For a goodly while, Ticket To Ride, aka the Train Game, was the go-to board game in these parts. We all knew the rules inside out and we'd played not just the original US version but also the European board (tunnels!) and the German variation (passengers!). Certain family and friends migrated to the online version too. It's a great game, comma, and beats the likes of Monopoly into a ridiculous tin hat. Then, back in May 2011, along came Carcassonne (see Wiki page).

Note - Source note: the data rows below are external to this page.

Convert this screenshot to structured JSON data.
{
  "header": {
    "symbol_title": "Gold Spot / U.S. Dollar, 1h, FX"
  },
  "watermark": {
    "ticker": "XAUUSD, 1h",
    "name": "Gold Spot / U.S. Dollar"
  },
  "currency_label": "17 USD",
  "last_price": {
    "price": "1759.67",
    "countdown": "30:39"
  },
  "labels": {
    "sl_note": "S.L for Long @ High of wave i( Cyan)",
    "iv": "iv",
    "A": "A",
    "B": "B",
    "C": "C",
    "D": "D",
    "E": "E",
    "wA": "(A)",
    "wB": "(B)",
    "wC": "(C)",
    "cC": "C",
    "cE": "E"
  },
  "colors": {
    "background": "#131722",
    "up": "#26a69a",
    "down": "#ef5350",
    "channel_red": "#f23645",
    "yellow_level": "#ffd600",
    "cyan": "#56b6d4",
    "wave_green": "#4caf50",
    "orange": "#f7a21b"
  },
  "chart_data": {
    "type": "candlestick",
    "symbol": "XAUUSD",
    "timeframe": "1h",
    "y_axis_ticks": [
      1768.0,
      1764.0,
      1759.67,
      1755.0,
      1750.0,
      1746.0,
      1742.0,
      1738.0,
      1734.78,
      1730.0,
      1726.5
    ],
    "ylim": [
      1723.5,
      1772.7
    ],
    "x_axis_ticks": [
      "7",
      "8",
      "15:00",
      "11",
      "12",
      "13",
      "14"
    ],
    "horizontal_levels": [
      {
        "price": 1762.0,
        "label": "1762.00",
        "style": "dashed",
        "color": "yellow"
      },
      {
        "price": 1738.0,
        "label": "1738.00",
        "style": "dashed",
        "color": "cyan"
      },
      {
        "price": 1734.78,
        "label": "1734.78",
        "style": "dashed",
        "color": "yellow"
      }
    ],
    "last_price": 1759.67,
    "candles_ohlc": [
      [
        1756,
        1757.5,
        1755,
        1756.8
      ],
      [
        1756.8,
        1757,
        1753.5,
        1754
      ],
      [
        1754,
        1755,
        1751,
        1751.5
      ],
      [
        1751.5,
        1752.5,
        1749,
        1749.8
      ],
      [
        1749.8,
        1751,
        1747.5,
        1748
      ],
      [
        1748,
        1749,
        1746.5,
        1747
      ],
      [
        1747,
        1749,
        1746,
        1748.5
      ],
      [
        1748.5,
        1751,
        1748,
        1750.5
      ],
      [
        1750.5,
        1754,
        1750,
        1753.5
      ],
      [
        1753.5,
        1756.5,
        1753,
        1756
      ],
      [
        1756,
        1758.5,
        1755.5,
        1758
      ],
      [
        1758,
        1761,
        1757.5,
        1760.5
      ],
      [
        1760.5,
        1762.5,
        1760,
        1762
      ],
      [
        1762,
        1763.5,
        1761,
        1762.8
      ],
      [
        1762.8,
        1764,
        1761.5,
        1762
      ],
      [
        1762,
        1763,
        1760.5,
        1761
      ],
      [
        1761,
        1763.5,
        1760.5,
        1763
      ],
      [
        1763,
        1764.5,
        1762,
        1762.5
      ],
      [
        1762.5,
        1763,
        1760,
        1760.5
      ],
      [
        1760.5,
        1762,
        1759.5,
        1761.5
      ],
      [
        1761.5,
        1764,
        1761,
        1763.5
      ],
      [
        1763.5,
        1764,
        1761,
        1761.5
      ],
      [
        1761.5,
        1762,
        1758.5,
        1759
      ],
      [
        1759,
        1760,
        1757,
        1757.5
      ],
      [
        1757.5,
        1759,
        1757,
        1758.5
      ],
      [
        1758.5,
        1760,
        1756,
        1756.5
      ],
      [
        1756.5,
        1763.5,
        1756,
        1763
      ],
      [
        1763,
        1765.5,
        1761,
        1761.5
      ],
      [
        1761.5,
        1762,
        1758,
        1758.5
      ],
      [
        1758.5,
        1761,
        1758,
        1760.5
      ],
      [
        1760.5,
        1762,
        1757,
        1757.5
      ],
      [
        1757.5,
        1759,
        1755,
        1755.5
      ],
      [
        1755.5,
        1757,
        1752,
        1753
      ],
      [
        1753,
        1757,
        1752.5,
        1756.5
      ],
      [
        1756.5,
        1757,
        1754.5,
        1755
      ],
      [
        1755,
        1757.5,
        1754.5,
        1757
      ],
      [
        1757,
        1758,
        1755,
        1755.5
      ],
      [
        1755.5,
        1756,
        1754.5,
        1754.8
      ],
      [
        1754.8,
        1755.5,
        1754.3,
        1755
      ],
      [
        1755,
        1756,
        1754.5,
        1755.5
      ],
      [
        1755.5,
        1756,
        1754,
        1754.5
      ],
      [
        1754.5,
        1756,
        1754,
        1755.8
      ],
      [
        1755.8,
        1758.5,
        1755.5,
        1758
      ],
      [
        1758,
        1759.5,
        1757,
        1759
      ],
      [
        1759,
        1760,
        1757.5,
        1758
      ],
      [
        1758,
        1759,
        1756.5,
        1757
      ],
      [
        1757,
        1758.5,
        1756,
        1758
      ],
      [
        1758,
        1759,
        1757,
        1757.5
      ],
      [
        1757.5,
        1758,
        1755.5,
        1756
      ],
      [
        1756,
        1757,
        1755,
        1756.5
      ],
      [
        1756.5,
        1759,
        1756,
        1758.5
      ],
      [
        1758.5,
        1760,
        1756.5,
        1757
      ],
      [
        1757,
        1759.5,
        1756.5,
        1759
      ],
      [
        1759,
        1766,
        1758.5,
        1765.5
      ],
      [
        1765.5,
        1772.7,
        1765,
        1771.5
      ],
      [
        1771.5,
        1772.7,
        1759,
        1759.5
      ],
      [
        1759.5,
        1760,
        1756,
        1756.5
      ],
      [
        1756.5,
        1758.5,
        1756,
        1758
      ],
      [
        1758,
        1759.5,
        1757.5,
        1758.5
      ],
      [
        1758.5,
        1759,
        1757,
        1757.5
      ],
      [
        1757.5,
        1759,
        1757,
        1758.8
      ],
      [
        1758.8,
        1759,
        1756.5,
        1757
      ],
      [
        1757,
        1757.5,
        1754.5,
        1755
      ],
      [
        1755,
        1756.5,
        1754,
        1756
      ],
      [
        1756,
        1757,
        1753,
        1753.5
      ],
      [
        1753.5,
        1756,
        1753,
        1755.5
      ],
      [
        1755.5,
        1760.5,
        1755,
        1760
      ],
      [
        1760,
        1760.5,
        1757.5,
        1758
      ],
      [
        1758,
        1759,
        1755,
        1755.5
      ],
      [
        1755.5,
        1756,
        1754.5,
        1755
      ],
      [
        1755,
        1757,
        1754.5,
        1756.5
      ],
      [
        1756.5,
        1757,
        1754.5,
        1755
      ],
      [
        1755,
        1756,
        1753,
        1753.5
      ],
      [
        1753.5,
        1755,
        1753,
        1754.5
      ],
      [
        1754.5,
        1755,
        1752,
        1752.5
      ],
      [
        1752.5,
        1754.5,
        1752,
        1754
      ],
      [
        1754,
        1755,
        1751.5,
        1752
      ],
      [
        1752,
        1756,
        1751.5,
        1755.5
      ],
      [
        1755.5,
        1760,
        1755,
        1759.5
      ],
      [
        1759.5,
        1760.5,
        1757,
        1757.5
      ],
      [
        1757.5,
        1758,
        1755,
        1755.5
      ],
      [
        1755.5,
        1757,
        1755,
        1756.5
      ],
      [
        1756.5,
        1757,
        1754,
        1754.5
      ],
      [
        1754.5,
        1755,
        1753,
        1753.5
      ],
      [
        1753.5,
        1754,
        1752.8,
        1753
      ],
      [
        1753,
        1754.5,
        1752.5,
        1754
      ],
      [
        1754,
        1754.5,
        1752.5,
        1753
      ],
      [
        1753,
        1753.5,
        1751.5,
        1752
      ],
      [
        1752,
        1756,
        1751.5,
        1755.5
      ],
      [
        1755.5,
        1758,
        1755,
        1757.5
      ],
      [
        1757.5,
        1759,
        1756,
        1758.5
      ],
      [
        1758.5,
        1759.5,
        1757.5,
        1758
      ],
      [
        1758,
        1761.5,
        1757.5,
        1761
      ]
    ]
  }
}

Those first few games in the spring went OK, no better than that, as we struggled a little with the rules (yes, it was the placement and scoring of farmers, if you're reading this and already know the game). Then we started to get more into it, beginning to appreciate some of its many subtleties. It plays differently every time as each player (a) picks a face-down tile, (b) connects it to another already laid tile and (c) decides whether to place a "follower" on the new tile as a knight, thief, monk or farmer.

Note: we're currently using both the Inns & Cathedrals expansion pack and The Festival mini expansion. It'd be hard to contemplate playing without these, they're now so wired in. And we're all looking forward to an as yet unreleased expansion called The Plague (has the fantastic German name of Die Pest) which will "allow players to remove followers", thus making us even more vindictive. Well, me, anyway.

Since Christmas, perhaps spurred on by the lousy weather, the games -- at least two, sometimes more -- have become a key part of each weekend. Picture two married couples asking each other if they'd like to "Monk It Up" (as a monastery is upturned) or shouting "Spoon Of Truth!" (as a tile is improperly placed) and all may become clear. Rivalry, always competitive, has become fierce, both between households and partners. Alliances are loosely formed and betrayals are commonplace. Much like our long-lived marriages.